In cell suspension culture of V. planifolia, two kinetin-inducible COMTs have been described. One was caffeic acid 4-O-methyltransferase, apparently connected with vanillic acid biosynthesis in cell suspension culture in the pathway proposed by Funk and Brode-lius (1990). The other kinetin-inducible enzyme was a typical caffeic acid 3-O-methyl-transferase connected to lignin biosynthesis (Xue and Brodelius 1998).

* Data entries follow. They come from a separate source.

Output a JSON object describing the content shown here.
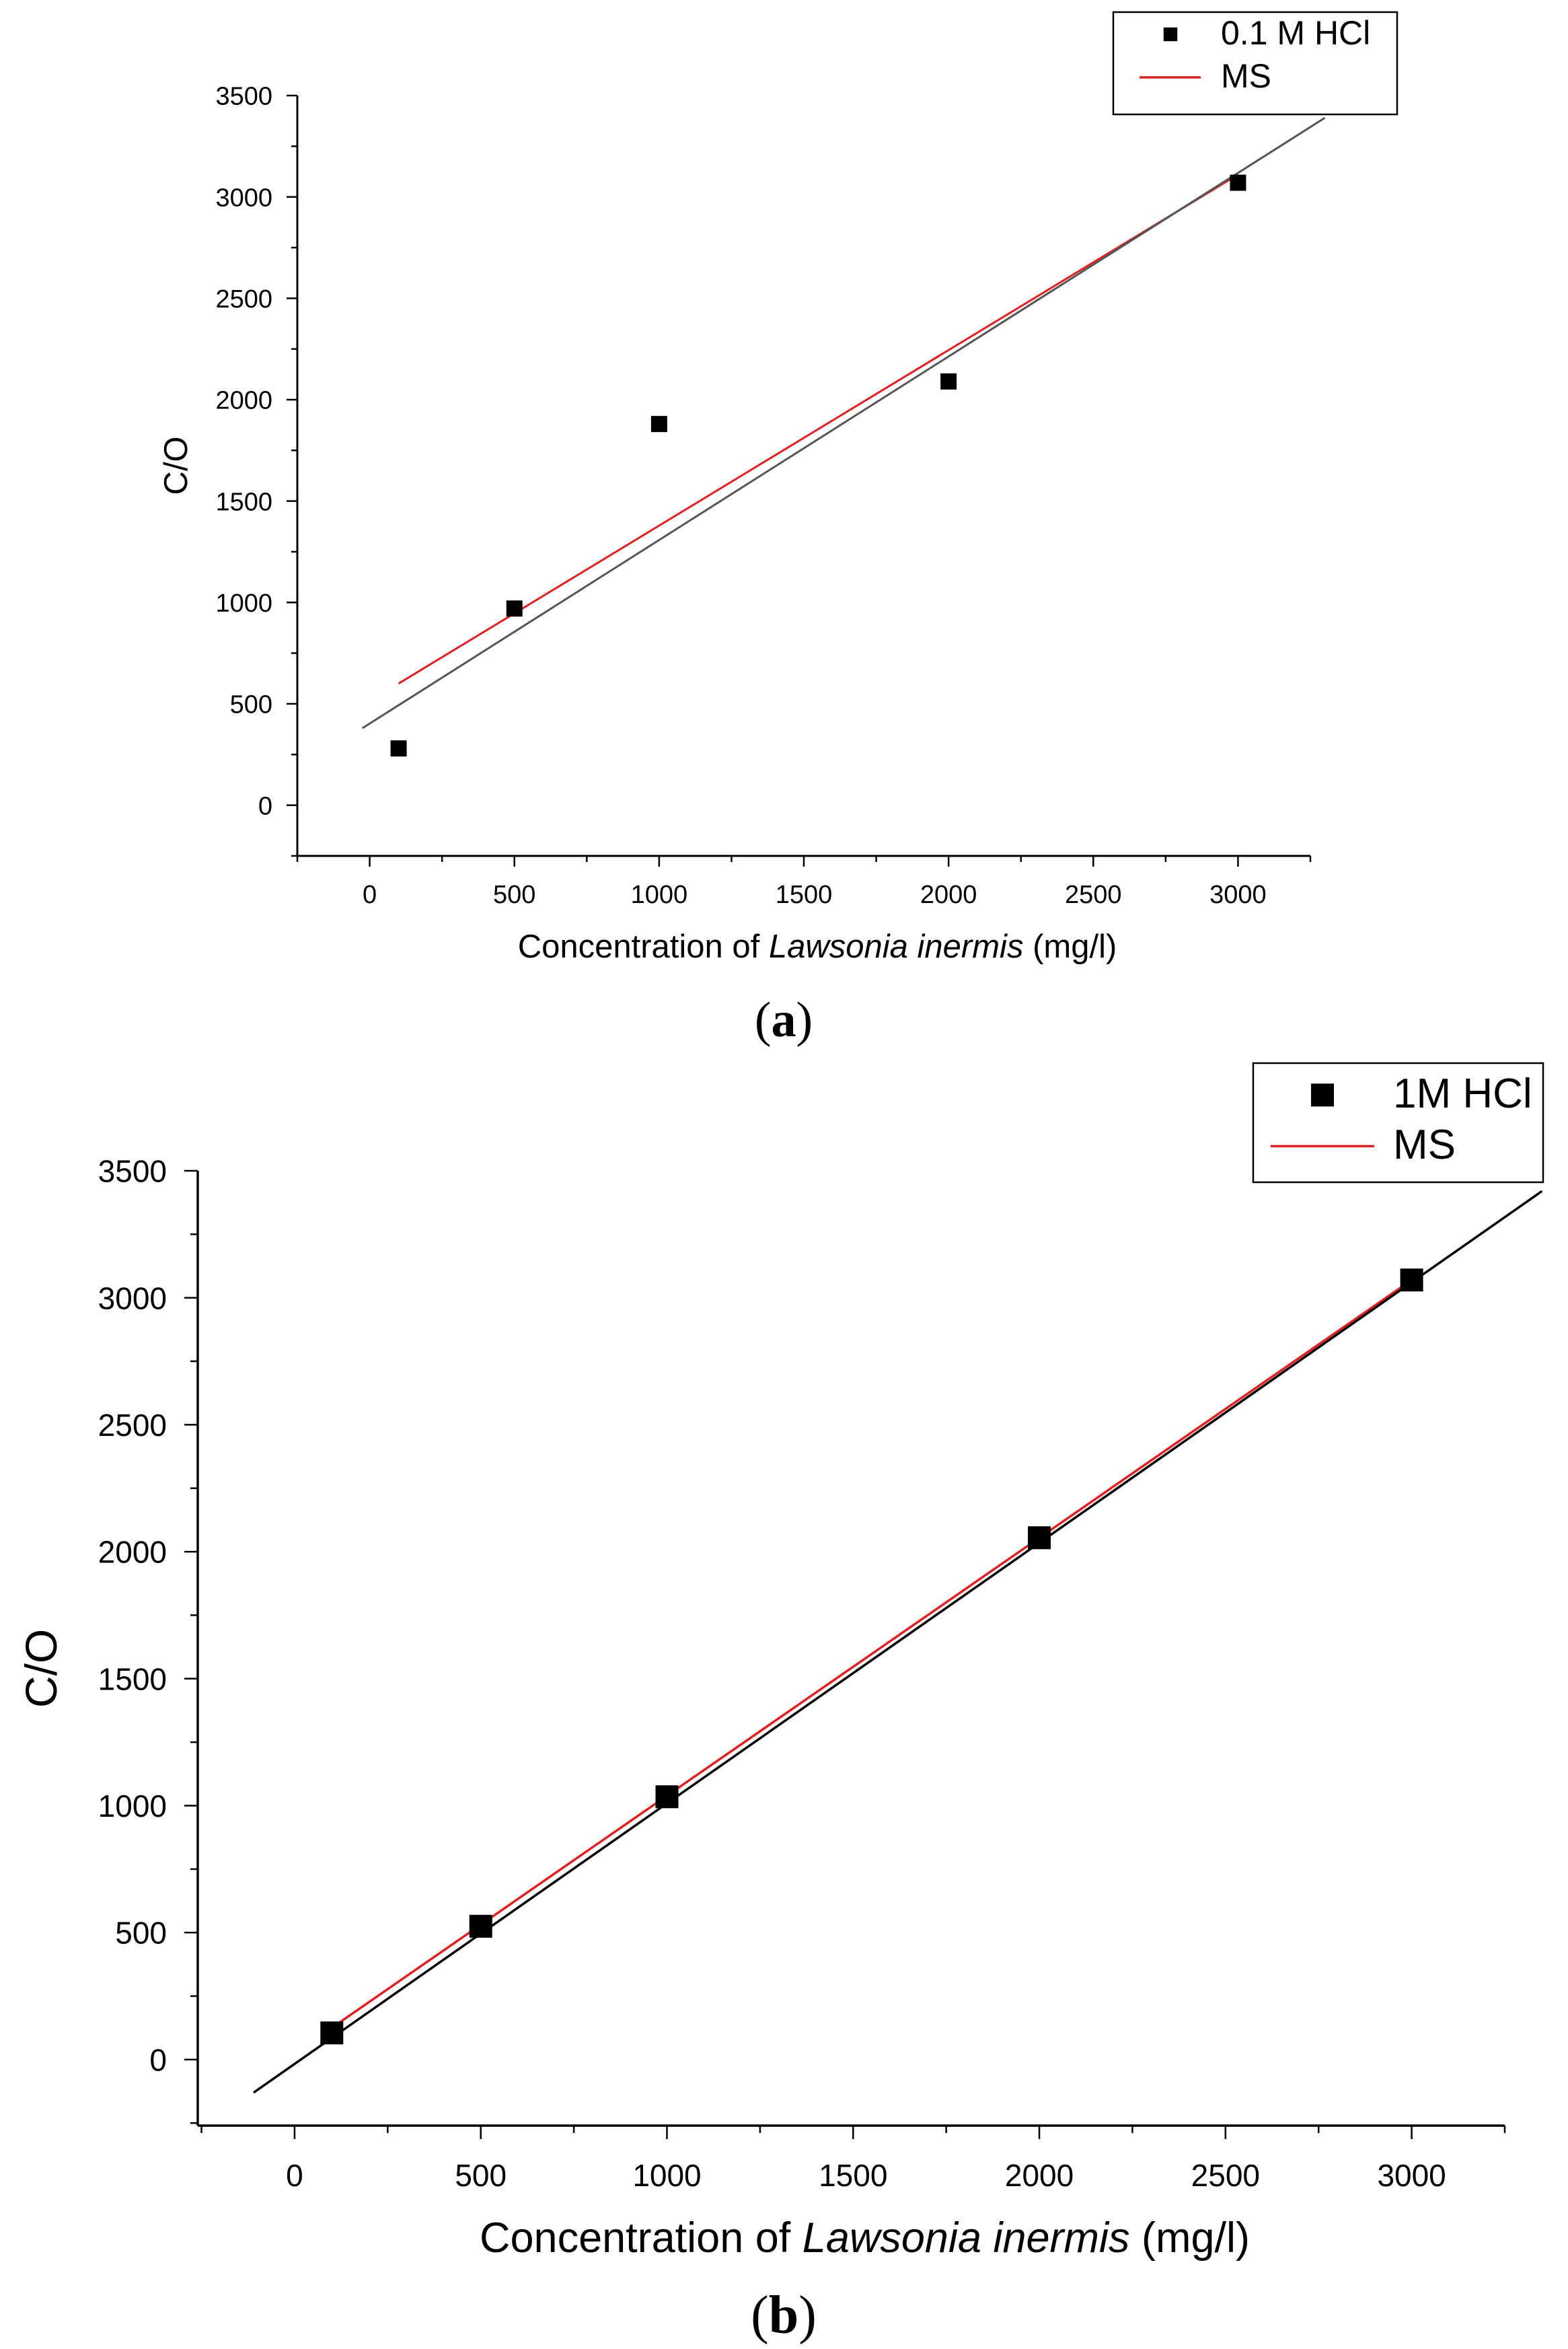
{
  "chart_data": [
    {
      "type": "scatter",
      "panel_label": "a",
      "title": "",
      "xlabel": {
        "prefix": "Concentration of ",
        "italic": "Lawsonia inermis",
        "suffix": " (mg/l)"
      },
      "ylabel": "C/O",
      "xlim": [
        -250,
        3250
      ],
      "ylim": [
        -250,
        3500
      ],
      "xticks": [
        0,
        500,
        1000,
        1500,
        2000,
        2500,
        3000
      ],
      "yticks": [
        0,
        500,
        1000,
        1500,
        2000,
        2500,
        3000,
        3500
      ],
      "legend": [
        "0.1 M HCl",
        "MS"
      ],
      "legend_position": "top-right",
      "series": [
        {
          "name": "0.1 M HCl",
          "kind": "points",
          "color": "#000000",
          "x": [
            100,
            500,
            1000,
            2000,
            3000
          ],
          "y": [
            280,
            970,
            1880,
            2090,
            3070
          ]
        },
        {
          "name": "MS",
          "kind": "line",
          "color": "#e02020",
          "x": [
            100,
            3000
          ],
          "y": [
            600,
            3110
          ]
        },
        {
          "name": "linear fit",
          "kind": "line",
          "color": "#555555",
          "x": [
            -25,
            3300
          ],
          "y": [
            380,
            3390
          ]
        }
      ]
    },
    {
      "type": "scatter",
      "panel_label": "b",
      "title": "",
      "xlabel": {
        "prefix": "Concentration of ",
        "italic": "Lawsonia inermis",
        "suffix": " (mg/l)"
      },
      "ylabel": "C/O",
      "xlim": [
        -260,
        3250
      ],
      "ylim": [
        -260,
        3500
      ],
      "xticks": [
        0,
        500,
        1000,
        1500,
        2000,
        2500,
        3000
      ],
      "yticks": [
        0,
        500,
        1000,
        1500,
        2000,
        2500,
        3000,
        3500
      ],
      "legend": [
        "1M HCl",
        "MS"
      ],
      "legend_position": "top-right",
      "series": [
        {
          "name": "1M HCl",
          "kind": "points",
          "color": "#000000",
          "x": [
            100,
            500,
            1000,
            2000,
            3000
          ],
          "y": [
            105,
            525,
            1035,
            2055,
            3070
          ]
        },
        {
          "name": "MS",
          "kind": "line",
          "color": "#e02020",
          "x": [
            100,
            3000
          ],
          "y": [
            125,
            3070
          ]
        },
        {
          "name": "linear fit",
          "kind": "line",
          "color": "#000000",
          "x": [
            -110,
            3350
          ],
          "y": [
            -130,
            3420
          ]
        }
      ]
    }
  ]
}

Two other O-methyltransferases from V. planifolia, Van OMT-2, and Van OMT-3, which have novel substrate preferences, have also been described (Li et al. 2006). These enzyme are capable of efficient methylation of the outer hydroxyl group in substrates having a 1,2,3-trihydroxybenzene structure, such as in methylgallate or in the B ring of the flavonol myricetin. Although the DNA sequences of Van OMT-2 and Van Omt-3 are 52% identical with the V. planifolia COMT described above (Pak et al. 2004), their activity with the usual COMT substrates was negligible. Based on phylogenetic analysis it was proposed that these enzymes evolved from the V. planifolia COMT (Li et al. 2006). The role of these enzymes in V. planifolia requires further elucidation.

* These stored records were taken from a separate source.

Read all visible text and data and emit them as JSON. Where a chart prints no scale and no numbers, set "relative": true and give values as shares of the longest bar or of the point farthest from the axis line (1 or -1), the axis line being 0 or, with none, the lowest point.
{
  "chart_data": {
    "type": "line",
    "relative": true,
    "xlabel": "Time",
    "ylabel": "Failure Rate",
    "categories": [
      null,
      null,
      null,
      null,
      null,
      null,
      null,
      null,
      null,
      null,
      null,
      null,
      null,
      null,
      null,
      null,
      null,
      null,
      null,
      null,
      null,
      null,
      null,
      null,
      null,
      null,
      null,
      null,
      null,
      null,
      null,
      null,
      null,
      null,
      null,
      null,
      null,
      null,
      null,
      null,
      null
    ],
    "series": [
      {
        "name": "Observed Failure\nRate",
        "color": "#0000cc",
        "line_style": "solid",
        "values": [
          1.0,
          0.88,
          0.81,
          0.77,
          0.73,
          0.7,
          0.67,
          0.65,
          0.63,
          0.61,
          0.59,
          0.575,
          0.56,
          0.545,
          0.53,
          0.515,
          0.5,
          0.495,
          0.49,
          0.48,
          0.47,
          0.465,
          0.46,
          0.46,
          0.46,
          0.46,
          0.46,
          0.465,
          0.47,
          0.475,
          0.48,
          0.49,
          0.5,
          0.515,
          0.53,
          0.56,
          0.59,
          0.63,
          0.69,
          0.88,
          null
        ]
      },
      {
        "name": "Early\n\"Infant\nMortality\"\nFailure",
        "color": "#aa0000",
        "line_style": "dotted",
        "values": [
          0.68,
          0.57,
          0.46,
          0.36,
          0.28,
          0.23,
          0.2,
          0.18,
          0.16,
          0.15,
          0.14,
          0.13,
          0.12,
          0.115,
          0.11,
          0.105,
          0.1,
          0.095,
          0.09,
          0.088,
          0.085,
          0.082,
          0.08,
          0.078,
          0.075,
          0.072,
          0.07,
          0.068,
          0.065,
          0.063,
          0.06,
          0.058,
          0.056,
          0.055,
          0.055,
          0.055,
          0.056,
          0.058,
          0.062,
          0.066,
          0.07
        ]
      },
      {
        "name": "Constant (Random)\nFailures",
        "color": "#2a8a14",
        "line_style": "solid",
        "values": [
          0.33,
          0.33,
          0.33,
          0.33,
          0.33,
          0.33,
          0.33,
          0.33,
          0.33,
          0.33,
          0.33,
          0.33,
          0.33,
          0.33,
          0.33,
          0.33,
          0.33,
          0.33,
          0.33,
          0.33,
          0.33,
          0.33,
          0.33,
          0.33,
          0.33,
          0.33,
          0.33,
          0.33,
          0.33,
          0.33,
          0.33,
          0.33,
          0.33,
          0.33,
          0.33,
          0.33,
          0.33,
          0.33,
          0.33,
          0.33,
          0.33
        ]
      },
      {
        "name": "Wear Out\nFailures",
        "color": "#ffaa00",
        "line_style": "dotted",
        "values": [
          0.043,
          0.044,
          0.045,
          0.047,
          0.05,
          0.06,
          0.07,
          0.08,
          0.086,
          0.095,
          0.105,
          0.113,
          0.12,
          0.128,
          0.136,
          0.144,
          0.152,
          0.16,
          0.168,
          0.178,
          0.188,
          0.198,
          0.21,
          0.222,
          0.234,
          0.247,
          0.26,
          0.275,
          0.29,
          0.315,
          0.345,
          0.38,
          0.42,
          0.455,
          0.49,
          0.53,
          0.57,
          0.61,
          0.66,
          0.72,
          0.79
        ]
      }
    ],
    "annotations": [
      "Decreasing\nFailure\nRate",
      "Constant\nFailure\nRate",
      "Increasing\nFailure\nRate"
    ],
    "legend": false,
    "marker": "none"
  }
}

4-Hydroxybenzylalcohol is one of the most abundant potential vanillin precursors found in green vanilla beans (Kanisawa et al. 1994). In V. planifolia embryo culture, it accumulates up to 3% of dry weight (Havkin-Frenkel etal. 1996). It was suggested that this alcohol is formed from 4-hydroxybenzaldehyde as a result of aromatic alcohol NADPH-dependent dehydrogenase activity (BAD). Although this enzyme in V. planifolia was not sufficiently investigated, there is data indicating its high activity in vanilla embryo culture. The enzyme was also found capable of fast and efficient reduction of vanillin to vanillyl alcohol (Havkin-Frenkel and Podstolski, unpublished).

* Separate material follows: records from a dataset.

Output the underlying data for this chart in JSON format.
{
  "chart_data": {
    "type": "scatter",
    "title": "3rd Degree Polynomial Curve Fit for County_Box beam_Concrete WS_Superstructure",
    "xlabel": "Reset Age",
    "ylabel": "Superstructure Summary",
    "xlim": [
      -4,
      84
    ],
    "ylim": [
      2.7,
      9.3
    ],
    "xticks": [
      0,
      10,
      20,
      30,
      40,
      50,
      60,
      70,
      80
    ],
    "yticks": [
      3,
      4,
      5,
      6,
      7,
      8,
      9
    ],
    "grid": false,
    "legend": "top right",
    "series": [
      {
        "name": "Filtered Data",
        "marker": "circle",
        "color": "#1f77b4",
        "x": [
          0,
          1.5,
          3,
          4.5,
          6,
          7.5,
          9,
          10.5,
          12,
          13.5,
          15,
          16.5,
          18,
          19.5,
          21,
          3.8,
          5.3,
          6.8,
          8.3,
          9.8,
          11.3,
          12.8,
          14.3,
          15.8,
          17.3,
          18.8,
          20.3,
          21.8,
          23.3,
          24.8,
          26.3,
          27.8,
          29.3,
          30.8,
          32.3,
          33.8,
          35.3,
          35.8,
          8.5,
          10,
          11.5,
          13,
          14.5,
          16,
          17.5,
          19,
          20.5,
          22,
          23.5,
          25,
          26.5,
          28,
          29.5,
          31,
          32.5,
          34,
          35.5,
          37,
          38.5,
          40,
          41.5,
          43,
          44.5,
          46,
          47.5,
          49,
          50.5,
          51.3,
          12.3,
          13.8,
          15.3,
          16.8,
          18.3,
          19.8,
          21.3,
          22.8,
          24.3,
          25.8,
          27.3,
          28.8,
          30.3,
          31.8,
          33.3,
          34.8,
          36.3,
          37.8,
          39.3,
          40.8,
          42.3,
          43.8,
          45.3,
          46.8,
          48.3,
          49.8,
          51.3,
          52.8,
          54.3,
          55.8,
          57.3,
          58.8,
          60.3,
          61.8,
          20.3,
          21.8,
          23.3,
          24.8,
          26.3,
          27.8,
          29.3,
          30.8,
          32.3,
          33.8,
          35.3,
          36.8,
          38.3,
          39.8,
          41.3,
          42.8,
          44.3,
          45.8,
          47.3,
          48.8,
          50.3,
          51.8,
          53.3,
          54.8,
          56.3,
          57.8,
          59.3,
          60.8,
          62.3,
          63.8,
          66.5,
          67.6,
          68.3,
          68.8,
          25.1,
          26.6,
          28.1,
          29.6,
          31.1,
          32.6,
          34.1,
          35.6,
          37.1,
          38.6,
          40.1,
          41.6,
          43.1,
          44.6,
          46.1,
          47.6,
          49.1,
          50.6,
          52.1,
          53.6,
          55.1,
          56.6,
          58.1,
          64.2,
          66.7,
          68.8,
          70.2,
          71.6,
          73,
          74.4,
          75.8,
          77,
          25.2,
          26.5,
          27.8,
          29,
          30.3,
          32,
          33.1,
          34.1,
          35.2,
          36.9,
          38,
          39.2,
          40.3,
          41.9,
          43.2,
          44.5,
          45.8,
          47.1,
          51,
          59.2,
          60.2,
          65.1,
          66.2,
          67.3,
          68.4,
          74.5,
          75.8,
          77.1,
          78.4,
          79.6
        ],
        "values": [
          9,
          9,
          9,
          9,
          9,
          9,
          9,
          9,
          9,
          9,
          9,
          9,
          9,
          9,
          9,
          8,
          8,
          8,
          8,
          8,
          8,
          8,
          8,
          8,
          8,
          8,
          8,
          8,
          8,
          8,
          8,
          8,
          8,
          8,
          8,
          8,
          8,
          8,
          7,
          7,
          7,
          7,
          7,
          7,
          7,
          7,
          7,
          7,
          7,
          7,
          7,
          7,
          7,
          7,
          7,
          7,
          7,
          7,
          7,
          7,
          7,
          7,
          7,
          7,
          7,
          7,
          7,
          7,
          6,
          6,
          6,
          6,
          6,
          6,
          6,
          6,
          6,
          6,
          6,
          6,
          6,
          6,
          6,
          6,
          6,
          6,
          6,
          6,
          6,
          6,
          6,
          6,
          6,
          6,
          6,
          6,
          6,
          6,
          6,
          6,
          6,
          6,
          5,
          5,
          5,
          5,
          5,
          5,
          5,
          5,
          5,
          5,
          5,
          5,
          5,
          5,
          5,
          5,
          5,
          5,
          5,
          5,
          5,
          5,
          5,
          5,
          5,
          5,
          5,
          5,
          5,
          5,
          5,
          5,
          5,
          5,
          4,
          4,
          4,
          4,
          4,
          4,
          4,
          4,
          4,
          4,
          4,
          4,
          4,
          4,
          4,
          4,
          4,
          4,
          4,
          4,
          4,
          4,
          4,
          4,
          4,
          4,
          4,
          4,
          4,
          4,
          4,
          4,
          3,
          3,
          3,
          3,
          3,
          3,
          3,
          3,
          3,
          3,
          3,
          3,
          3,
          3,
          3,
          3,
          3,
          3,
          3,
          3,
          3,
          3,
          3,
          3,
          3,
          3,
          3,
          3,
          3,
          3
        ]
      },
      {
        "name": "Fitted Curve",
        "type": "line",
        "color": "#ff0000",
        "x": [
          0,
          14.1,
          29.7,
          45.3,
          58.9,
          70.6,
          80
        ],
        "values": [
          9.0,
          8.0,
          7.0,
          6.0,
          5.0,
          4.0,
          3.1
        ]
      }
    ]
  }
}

Many secondary metabolites including derivatives of benzoate, salicylate, phenylpropene, coumarins, flavonoids, anthocyanidins, terpenoids, and alkaloids occur in plant tissues as glucosides (Vogt and Jones 1997). Some of the presumed intermediates of the vanillin biosynthetic pathway downstream of 4-coumaric acid, such as 4-hydroxybenzaldehyde, 4-hydroxybenzyl alcohol, vanillin, vanillic acid, vanillyl alcohol, bis[4-(β-D-glucopyrano-syloxy)-benzyl]-2-isopropyltartrate and bis[4-(β-D-glucopyranosyloxy)-benzyl]-2-(2-butyl) tartrate (in Figure 17.1 referred to as “tartrate esters”) have been identified in extracts of green vanilla beans (Kanisawa et al. 1994; Dignum et al. 2004). Due to their more hydrophilic nature, glucosides are as a rule more soluble in water in comparison to their aglycones, the non-sugar partners. Higher solubility of glucosides allows for their higher concentration in cell storage compartments, usually vacuoles. Their high solubility may also facilitate transport of these metabolites between cell compartments and plant tissues and organs. As discussed below, vanillin accumulates in the green beans as a glucoside.